# Management  took away one of my shifts on Mytime isnt that not allowed ?



## Clementine (Mar 2, 2022)

They took away one of my shifts cutting me down to 24 hours... But wall schedule was already posted.



I thought if wall schedule was posted they are not allowed to take away shifts ? Should I report them ???


----------



## NKG (Mar 2, 2022)

Clementine said:


> They took away one of my shifts cutting me down to 24 hours... But wall schedule was already posted.
> 
> 
> 
> I thought if wall schedule was posted they are not allowed to take away shifts ? Should I report them ???


If they over scheduled they have to make adjustments.
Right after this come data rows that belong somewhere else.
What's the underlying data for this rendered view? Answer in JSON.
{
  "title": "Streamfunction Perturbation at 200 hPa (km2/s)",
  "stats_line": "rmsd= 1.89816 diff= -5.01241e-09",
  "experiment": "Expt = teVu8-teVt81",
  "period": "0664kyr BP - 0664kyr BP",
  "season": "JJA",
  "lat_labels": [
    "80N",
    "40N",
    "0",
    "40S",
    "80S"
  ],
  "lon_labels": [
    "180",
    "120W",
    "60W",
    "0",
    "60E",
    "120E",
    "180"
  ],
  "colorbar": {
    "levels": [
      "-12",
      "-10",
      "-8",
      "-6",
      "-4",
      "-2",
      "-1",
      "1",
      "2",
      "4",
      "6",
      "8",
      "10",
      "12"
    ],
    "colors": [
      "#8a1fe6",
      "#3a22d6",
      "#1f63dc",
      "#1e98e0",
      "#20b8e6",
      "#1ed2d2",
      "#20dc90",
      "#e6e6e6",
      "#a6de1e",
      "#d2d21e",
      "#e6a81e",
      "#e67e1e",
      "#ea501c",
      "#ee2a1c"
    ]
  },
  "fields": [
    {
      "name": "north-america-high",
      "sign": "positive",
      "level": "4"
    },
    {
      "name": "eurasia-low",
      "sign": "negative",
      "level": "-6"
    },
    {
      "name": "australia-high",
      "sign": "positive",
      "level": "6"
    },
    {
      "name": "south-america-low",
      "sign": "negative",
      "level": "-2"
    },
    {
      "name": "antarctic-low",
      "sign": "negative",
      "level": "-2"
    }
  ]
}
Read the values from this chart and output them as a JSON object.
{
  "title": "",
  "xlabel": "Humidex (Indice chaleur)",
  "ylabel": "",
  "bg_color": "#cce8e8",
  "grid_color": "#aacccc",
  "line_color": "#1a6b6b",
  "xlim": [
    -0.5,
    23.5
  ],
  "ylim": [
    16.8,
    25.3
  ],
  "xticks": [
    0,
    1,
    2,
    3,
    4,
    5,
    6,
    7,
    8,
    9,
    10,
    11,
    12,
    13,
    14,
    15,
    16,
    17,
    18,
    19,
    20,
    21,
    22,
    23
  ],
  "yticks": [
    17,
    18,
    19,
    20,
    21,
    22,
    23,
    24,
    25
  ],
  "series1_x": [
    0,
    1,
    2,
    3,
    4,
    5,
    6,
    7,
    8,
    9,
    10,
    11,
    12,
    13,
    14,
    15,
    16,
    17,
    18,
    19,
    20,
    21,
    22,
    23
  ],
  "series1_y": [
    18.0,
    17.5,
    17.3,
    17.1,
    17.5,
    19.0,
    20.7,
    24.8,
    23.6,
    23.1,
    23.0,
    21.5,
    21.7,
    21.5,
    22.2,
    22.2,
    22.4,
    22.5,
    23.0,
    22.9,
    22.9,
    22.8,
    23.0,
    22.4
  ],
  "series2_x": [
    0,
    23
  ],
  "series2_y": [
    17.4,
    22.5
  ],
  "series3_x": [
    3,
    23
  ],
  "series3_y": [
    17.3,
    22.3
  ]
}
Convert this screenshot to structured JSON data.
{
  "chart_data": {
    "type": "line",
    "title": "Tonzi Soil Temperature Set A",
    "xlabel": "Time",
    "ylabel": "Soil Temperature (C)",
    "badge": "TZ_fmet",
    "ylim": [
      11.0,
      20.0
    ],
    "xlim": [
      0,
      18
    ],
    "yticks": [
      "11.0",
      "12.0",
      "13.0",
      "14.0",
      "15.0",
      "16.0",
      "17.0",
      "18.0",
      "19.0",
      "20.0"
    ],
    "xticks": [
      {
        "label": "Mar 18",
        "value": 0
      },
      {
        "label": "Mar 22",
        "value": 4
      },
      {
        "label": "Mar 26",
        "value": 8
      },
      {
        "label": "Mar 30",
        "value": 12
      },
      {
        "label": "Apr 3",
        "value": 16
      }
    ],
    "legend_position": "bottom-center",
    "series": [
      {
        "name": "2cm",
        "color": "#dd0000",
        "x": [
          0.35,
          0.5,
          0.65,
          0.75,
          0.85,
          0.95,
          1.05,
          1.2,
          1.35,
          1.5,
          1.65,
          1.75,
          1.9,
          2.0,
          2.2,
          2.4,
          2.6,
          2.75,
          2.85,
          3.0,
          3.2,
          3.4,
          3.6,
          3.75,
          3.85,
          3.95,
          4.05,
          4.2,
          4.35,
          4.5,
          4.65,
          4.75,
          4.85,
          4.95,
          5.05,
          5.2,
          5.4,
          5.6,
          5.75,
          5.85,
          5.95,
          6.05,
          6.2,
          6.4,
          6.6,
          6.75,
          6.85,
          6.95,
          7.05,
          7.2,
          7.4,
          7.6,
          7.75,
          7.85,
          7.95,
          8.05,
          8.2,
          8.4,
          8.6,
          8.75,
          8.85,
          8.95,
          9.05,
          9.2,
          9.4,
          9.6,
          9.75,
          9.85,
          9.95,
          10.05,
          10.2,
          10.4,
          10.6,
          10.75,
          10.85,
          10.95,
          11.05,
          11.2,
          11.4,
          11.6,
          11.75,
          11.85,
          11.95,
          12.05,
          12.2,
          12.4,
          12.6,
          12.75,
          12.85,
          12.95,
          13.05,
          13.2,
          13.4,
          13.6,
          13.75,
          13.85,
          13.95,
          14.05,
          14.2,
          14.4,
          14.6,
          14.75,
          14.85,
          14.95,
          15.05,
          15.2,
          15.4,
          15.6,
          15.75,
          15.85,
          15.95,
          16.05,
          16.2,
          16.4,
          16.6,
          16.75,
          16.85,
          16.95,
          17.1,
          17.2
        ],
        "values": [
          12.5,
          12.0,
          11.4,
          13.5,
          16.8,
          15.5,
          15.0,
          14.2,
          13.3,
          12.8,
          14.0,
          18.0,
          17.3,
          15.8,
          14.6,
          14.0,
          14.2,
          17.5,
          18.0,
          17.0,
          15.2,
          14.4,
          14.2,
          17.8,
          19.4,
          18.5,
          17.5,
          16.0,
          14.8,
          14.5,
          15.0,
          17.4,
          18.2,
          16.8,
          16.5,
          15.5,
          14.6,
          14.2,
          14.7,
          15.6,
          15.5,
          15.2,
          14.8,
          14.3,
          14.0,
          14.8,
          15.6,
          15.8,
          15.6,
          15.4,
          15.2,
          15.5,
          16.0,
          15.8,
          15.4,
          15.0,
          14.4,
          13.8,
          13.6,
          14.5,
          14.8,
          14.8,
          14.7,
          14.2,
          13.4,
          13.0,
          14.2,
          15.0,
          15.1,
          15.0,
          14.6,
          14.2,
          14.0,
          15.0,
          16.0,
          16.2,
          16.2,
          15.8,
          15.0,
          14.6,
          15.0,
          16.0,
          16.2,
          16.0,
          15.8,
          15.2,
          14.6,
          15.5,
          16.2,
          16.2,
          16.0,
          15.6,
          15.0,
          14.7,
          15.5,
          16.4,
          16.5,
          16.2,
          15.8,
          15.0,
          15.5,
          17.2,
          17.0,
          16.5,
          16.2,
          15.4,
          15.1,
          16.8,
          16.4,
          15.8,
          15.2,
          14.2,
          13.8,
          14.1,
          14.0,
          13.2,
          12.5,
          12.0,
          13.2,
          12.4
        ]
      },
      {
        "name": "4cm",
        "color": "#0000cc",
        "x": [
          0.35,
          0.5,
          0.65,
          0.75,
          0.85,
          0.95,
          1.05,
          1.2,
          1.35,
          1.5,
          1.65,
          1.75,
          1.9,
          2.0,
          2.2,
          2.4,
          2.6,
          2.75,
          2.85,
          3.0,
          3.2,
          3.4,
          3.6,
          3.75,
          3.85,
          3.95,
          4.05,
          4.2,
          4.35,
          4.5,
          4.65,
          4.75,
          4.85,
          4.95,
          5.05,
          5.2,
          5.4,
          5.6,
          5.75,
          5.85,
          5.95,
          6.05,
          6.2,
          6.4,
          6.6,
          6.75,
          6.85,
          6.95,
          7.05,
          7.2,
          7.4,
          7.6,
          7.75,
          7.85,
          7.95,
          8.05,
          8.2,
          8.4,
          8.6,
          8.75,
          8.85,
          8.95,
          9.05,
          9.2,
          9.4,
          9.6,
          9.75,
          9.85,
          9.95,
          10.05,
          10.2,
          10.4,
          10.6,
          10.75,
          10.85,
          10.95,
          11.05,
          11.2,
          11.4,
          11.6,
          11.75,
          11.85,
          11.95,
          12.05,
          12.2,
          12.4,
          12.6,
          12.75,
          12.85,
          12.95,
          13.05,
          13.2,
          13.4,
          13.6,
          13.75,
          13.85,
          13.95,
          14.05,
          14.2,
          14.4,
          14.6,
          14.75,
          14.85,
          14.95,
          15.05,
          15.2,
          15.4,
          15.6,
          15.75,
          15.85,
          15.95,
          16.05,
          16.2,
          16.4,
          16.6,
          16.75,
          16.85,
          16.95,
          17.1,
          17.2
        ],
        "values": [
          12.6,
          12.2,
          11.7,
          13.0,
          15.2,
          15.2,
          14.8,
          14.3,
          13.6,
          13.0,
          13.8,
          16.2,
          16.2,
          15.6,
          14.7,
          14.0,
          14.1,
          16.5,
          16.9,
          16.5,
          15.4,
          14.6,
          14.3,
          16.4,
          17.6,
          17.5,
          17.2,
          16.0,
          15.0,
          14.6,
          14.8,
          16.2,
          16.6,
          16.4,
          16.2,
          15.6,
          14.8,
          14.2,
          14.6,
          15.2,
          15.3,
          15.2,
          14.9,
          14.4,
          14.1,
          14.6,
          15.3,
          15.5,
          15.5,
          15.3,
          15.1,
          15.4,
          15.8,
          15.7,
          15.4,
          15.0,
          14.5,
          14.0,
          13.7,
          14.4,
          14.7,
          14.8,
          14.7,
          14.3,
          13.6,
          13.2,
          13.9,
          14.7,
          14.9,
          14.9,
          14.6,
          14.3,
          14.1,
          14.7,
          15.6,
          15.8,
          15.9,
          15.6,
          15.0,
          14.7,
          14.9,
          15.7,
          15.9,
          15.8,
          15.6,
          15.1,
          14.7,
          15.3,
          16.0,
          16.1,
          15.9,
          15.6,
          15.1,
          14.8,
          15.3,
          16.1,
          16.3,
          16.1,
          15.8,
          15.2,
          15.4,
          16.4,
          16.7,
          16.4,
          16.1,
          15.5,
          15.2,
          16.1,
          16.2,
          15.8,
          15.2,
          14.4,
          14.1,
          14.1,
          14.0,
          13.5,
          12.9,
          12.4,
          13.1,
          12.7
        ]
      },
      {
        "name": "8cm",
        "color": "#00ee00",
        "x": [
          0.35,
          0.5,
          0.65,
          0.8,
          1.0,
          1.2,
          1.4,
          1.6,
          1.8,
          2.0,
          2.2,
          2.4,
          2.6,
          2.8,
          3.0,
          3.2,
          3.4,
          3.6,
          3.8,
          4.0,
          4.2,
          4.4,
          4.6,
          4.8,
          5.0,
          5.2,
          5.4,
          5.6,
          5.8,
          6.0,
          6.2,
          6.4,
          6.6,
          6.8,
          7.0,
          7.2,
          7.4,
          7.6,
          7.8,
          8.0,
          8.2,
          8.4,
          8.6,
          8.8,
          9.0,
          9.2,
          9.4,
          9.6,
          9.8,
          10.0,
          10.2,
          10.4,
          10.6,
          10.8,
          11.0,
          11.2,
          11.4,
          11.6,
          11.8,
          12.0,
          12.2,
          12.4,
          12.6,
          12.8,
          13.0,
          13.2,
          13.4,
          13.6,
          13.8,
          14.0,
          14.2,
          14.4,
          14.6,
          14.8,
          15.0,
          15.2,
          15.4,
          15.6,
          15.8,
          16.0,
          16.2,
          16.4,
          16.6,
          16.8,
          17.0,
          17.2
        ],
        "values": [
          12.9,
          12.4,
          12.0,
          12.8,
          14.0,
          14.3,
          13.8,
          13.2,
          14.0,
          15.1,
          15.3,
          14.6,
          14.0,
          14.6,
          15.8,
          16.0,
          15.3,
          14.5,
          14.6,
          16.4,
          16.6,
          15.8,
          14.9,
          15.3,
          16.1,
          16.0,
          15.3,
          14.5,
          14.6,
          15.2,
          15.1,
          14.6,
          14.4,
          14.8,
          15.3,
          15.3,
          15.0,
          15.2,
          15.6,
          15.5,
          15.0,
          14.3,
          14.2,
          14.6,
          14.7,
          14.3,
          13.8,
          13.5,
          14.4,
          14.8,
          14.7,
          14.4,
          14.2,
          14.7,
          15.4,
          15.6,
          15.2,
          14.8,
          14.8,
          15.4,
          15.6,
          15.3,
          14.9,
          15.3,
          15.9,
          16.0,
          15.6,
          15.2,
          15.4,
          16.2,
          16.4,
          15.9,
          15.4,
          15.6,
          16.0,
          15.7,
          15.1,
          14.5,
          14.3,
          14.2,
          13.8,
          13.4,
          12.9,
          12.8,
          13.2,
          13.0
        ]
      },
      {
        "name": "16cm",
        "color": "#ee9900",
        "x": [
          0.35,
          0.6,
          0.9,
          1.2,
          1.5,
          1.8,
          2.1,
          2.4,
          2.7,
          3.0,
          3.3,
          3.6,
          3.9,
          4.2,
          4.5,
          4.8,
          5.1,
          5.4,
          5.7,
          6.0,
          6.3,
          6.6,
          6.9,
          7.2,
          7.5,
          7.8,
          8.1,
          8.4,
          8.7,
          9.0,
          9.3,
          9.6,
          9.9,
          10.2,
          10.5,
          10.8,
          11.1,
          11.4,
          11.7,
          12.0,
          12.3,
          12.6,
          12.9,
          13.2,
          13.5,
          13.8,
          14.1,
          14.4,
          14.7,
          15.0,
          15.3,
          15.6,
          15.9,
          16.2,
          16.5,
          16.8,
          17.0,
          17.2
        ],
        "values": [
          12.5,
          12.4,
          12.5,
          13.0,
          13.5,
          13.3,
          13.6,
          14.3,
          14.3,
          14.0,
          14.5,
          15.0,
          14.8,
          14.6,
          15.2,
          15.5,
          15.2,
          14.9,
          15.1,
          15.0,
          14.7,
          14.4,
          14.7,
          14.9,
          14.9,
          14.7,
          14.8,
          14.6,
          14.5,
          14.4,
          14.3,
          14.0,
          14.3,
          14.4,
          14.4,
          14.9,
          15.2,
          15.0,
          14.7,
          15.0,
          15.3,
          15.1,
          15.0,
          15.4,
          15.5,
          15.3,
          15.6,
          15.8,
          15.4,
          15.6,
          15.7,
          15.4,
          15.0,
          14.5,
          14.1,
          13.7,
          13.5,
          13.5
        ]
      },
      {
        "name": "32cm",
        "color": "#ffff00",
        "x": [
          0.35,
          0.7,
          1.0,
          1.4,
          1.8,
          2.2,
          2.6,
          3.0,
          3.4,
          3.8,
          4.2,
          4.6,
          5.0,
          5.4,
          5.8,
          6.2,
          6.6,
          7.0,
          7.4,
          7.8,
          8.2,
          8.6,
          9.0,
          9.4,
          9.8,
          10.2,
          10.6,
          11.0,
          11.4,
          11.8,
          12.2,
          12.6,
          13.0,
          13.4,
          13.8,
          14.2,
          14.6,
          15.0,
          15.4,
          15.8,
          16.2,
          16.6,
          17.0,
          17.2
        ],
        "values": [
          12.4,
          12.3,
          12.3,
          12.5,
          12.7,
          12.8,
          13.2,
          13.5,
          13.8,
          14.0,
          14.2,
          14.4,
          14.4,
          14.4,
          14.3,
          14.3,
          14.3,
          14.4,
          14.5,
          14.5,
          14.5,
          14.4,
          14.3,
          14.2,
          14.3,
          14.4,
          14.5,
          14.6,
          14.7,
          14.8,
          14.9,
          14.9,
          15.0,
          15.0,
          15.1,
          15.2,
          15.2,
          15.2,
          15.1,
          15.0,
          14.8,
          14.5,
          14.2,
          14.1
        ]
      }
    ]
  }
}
SDs get bonuses on saving payroll and trust me they rather you work 4  u boats, cover electronics and respond to mini seasonal than over charge 8 hours


----------



## Black Sheep 214 (Mar 2, 2022)

Clementine said:


> They took away one of my shifts cutting me down to 24 hours... But wall schedule was already posted.
> 
> 
> 
> I thought if wall schedule was posted they are not allowed to take away shifts ? Should I report them ???


Unfortunately they can still cut or change your schedule after it’s been posted.🙁


----------



## allnew2 (Mar 2, 2022)

Not if it’s posted . If anything he should have said something. You go by the wall schedule .


----------



## buliSBI (Mar 3, 2022)

Go by the wall schedule.  In some states, if a store makes schedule changes mid week, they have to inform you and you can then decide if you accept the change.

I had computer schedules changed on me without Leadership editing the posted schedule.  I would be called 1-2 times a week for months asking where I was.  Wall schedule has me off.


----------



## BurgerBob (Mar 3, 2022)

Yup our ETL always asks before changing anything


----------



## countingsheep (Mar 3, 2022)

Heck your state laws somw atates force notice for that crap. If you are qn at will state then your out of luck. They can dow whatever they qant qithout notice. Thats why you gotta check your scedule frewuently


----------



## Digi_E (Mar 3, 2022)

Clementine said:


> They took away one of my shifts cutting me down to 24 hours... But wall schedule was already posted.
> 
> 
> 
> I thought if wall schedule was posted they are not allowed to take away shifts ? Should I report them ???


It's not the best thing to do as it is a reflection of poor planning on leaderships part but if its well in advance of your last shift where you can still check it they can just post a cover sheet update. Once we go all digital tm's are expected to check often. works the same if they add shifts as well.


----------